An approach to automatically register PET and CT images, which addresses these issues was published by Vivek Walimbe, Vladimir Zagrodsky, Shanker Raja, Bohdan Bybel, Mangesh Kanvinde and Raj Shekhar, “Elastic registration of three-dimensional whole body CT and PET images by quaternion-based interpolation of multiple piecewise linear rigid-body registrations,” Medical Imaging 2004: Image Processing, edited by J. Michael Fitzpatrick, Milan Sonka, Proceedings of SPIE Vol 5370, pp. 119-128, SPIE, Bellingham, Wash., February 2004 (hereinafter Walimbe) and is hereby incorporated by reference as if fully set forth herein. Walimbe makes use of normalized mutual information (NMI) based rigid-body registration adapted in a procedure described in R. Shekhar and V. Zagrodsky, “Mutual information-based rigid and nonrigid registration of ultrasound volumes,” IEEE Trans.

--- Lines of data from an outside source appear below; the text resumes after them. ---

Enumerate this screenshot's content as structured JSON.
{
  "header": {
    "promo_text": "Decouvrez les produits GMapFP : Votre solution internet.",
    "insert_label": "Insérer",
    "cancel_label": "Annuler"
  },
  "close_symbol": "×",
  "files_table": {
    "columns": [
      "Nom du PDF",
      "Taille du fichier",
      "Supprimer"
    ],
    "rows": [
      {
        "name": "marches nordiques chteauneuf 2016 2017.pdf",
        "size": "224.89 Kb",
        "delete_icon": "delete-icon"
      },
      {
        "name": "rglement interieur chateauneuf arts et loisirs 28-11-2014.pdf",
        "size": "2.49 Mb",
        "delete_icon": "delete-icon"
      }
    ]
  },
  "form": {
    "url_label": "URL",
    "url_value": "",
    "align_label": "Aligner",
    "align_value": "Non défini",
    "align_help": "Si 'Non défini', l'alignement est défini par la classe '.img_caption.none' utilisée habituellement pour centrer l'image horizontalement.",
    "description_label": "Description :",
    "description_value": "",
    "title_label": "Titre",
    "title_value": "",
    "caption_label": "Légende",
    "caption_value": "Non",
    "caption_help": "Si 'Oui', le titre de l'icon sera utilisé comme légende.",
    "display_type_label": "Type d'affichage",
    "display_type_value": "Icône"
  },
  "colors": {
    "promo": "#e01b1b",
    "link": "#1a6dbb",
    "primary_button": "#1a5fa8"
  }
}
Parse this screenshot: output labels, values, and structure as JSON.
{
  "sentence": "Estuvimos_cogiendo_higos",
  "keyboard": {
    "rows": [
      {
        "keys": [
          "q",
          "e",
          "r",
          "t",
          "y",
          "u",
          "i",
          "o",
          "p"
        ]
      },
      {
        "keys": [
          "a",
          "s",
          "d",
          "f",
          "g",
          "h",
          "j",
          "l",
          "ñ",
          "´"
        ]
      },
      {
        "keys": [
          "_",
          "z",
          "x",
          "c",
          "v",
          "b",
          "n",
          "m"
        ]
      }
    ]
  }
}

Med. Imaging, vol. 21, pp 9-22, 2002 (hereinafter Shekhar I), the entire contents of which are hereby incorporated by reference as if fully set forth herein. The Walimbe approach first does a rigid-body registration for a floating 3D PET scan relative to a reference 3D CT scan, then breaks one scan into multiple 3D sub-volumes and does a rigid body correction on each sub-volume. The process is continued at further levels of sub-dividing 3D volumes until a minimum number (4096) of volume elements (voxels) is no longer available in a sub-volume. A voxel is a spatial element that has a single measurement value. The net sub-volume rigid registrations are interpolated onto a fine mesh grid appropriate to the CT spatial resolution using bi-linear interpolation to provide an elastic registration for the whole PET scan. A significant innovation of the Walimbe approach is the inclusion of 3D angular registrations at each sub-volume, and interpolation of angles using quaternion angular coordinates. The approach is applicable and can be extended readily to both 2D and 4D scans as well.
While the approach of Walimbe both speeds and improves registration accuracy compared to prior approaches, and is suitable for many purposes, the approach does have some remaining deficiencies. For example, using fixed values for some parameters of the method, some sub-volumes can not be used reliably in some circumstances because of low information content compared to a global histogram of mutual information.

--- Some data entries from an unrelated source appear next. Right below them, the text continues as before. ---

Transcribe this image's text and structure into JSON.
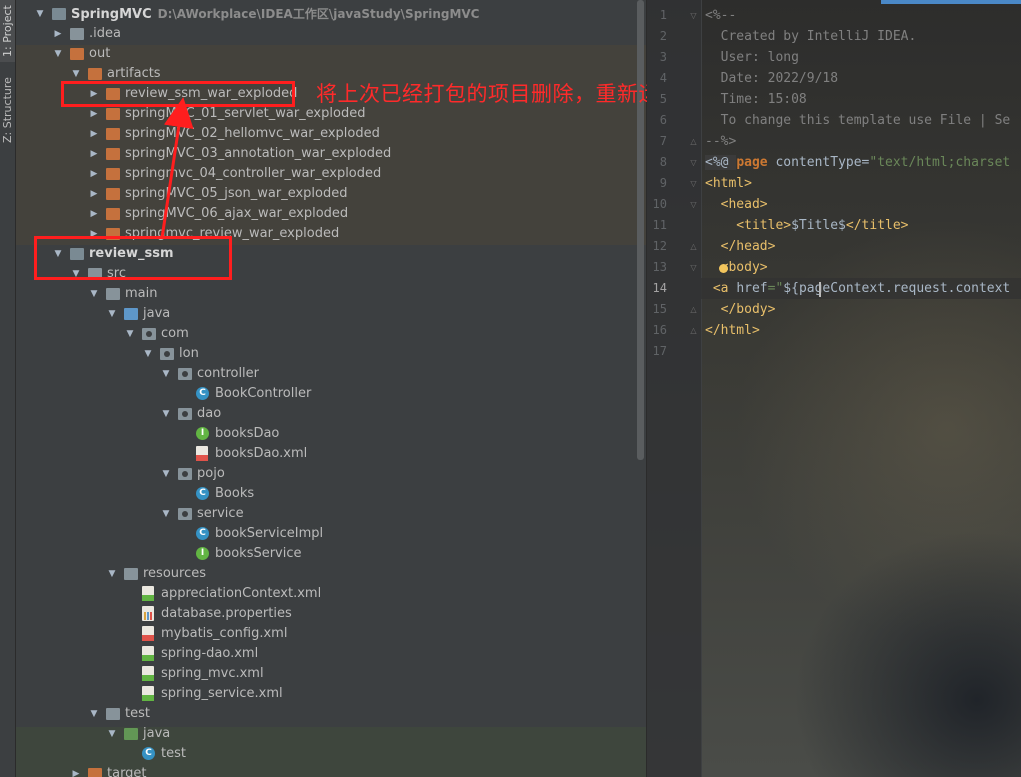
{
  "toolstrip": {
    "project_tab": "1: Project",
    "structure_tab": "Z: Structure"
  },
  "tree": {
    "rows": [
      {
        "label": "SpringMVC",
        "path": "D:\\AWorkplace\\IDEA工作区\\javaStudy\\SpringMVC",
        "kind": "module",
        "depth": 0,
        "expanded": true,
        "bold": true
      },
      {
        "label": ".idea",
        "kind": "folder",
        "depth": 1,
        "expanded": false
      },
      {
        "label": "out",
        "kind": "folder-orange",
        "depth": 1,
        "expanded": true
      },
      {
        "label": "artifacts",
        "kind": "folder-orange",
        "depth": 2,
        "expanded": true
      },
      {
        "label": "review_ssm_war_exploded",
        "kind": "folder-orange",
        "depth": 3,
        "expanded": false
      },
      {
        "label": "springMVC_01_servlet_war_exploded",
        "kind": "folder-orange",
        "depth": 3,
        "expanded": false
      },
      {
        "label": "springMVC_02_hellomvc_war_exploded",
        "kind": "folder-orange",
        "depth": 3,
        "expanded": false
      },
      {
        "label": "springMVC_03_annotation_war_exploded",
        "kind": "folder-orange",
        "depth": 3,
        "expanded": false
      },
      {
        "label": "springmvc_04_controller_war_exploded",
        "kind": "folder-orange",
        "depth": 3,
        "expanded": false
      },
      {
        "label": "springMVC_05_json_war_exploded",
        "kind": "folder-orange",
        "depth": 3,
        "expanded": false
      },
      {
        "label": "springMVC_06_ajax_war_exploded",
        "kind": "folder-orange",
        "depth": 3,
        "expanded": false
      },
      {
        "label": "springmvc_review_war_exploded",
        "kind": "folder-orange",
        "depth": 3,
        "expanded": false
      },
      {
        "label": "review_ssm",
        "kind": "module",
        "depth": 1,
        "expanded": true,
        "bold": true
      },
      {
        "label": "src",
        "kind": "folder",
        "depth": 2,
        "expanded": true
      },
      {
        "label": "main",
        "kind": "folder",
        "depth": 3,
        "expanded": true
      },
      {
        "label": "java",
        "kind": "folder-blue",
        "depth": 4,
        "expanded": true
      },
      {
        "label": "com",
        "kind": "package",
        "depth": 5,
        "expanded": true
      },
      {
        "label": "lon",
        "kind": "package",
        "depth": 6,
        "expanded": true
      },
      {
        "label": "controller",
        "kind": "package",
        "depth": 7,
        "expanded": true
      },
      {
        "label": "BookController",
        "kind": "class",
        "depth": 8
      },
      {
        "label": "dao",
        "kind": "package",
        "depth": 7,
        "expanded": true
      },
      {
        "label": "booksDao",
        "kind": "interface",
        "depth": 8
      },
      {
        "label": "booksDao.xml",
        "kind": "xml",
        "depth": 8
      },
      {
        "label": "pojo",
        "kind": "package",
        "depth": 7,
        "expanded": true
      },
      {
        "label": "Books",
        "kind": "class",
        "depth": 8
      },
      {
        "label": "service",
        "kind": "package",
        "depth": 7,
        "expanded": true
      },
      {
        "label": "bookServiceImpl",
        "kind": "class",
        "depth": 8
      },
      {
        "label": "booksService",
        "kind": "interface",
        "depth": 8
      },
      {
        "label": "resources",
        "kind": "folder-res",
        "depth": 4,
        "expanded": true
      },
      {
        "label": "appreciationContext.xml",
        "kind": "spring-xml",
        "depth": 5
      },
      {
        "label": "database.properties",
        "kind": "properties",
        "depth": 5
      },
      {
        "label": "mybatis_config.xml",
        "kind": "xml",
        "depth": 5
      },
      {
        "label": "spring-dao.xml",
        "kind": "spring-xml",
        "depth": 5
      },
      {
        "label": "spring_mvc.xml",
        "kind": "spring-xml",
        "depth": 5
      },
      {
        "label": "spring_service.xml",
        "kind": "spring-xml",
        "depth": 5
      },
      {
        "label": "test",
        "kind": "folder",
        "depth": 3,
        "expanded": true
      },
      {
        "label": "java",
        "kind": "folder-green",
        "depth": 4,
        "expanded": true
      },
      {
        "label": "test",
        "kind": "class",
        "depth": 5
      },
      {
        "label": "target",
        "kind": "folder-orange",
        "depth": 2,
        "expanded": false
      }
    ]
  },
  "annotation": {
    "text": "将上次已经打包的项目删除，重新运行项目打包"
  },
  "editor": {
    "lines": [
      {
        "n": "1",
        "tokens": [
          {
            "t": "<%--",
            "c": "c-comment"
          }
        ]
      },
      {
        "n": "2",
        "tokens": [
          {
            "t": "  Created by IntelliJ IDEA.",
            "c": "c-comment"
          }
        ]
      },
      {
        "n": "3",
        "tokens": [
          {
            "t": "  User: long",
            "c": "c-comment"
          }
        ]
      },
      {
        "n": "4",
        "tokens": [
          {
            "t": "  Date: 2022/9/18",
            "c": "c-comment"
          }
        ]
      },
      {
        "n": "5",
        "tokens": [
          {
            "t": "  Time: 15:08",
            "c": "c-comment"
          }
        ]
      },
      {
        "n": "6",
        "tokens": [
          {
            "t": "  To change this template use File | Se",
            "c": "c-comment"
          }
        ]
      },
      {
        "n": "7",
        "tokens": [
          {
            "t": "--%>",
            "c": "c-comment"
          }
        ]
      },
      {
        "n": "8",
        "tokens": [
          {
            "t": "<%@ ",
            "c": "c-dir"
          },
          {
            "t": "page ",
            "c": "c-kw"
          },
          {
            "t": "contentType",
            "c": "c-plain"
          },
          {
            "t": "=",
            "c": "c-plain"
          },
          {
            "t": "\"text/html;charset",
            "c": "c-str"
          }
        ]
      },
      {
        "n": "9",
        "tokens": [
          {
            "t": "<html>",
            "c": "c-tag"
          }
        ]
      },
      {
        "n": "10",
        "tokens": [
          {
            "t": "  <head>",
            "c": "c-tag"
          }
        ]
      },
      {
        "n": "11",
        "tokens": [
          {
            "t": "    <title>",
            "c": "c-tag"
          },
          {
            "t": "$Title$",
            "c": "c-plain"
          },
          {
            "t": "</title>",
            "c": "c-tag"
          }
        ]
      },
      {
        "n": "12",
        "tokens": [
          {
            "t": "  </head>",
            "c": "c-tag"
          }
        ]
      },
      {
        "n": "13",
        "tokens": [
          {
            "t": "  <body>",
            "c": "c-tag"
          }
        ]
      },
      {
        "n": "14",
        "tokens": [
          {
            "t": " <a ",
            "c": "c-tag"
          },
          {
            "t": "href",
            "c": "c-plain"
          },
          {
            "t": "=\"",
            "c": "c-str"
          },
          {
            "t": "${",
            "c": "c-plain"
          },
          {
            "t": "pageContext.request.context",
            "c": "c-plain"
          }
        ]
      },
      {
        "n": "15",
        "tokens": [
          {
            "t": "  </body>",
            "c": "c-tag"
          }
        ]
      },
      {
        "n": "16",
        "tokens": [
          {
            "t": "</html>",
            "c": "c-tag"
          }
        ]
      },
      {
        "n": "17",
        "tokens": [
          {
            "t": "",
            "c": "c-plain"
          }
        ]
      }
    ]
  }
}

In another approach, PET sensors and CT sensors are combined in a hybrid apparatus with fixed geometries relative to a patient couch and uses mechanical registration to reduce the variability in time, patient condition, and patient position between the different measurement modes. While suitable for reducing variability, important variability is not eliminated, and patient breathing differences and shifting continue to introduce misalignments of features of interest.
Based on the foregoing, there is a clear need for techniques to perform interpolation of sub-volume registrations that do not suffer the deficiencies of prior art approaches and are adaptive to the particular measurement modes being registered.
In particular, there is a need for techniques able to further reduce the residual misalignments between multiple sensors in a combined apparatus.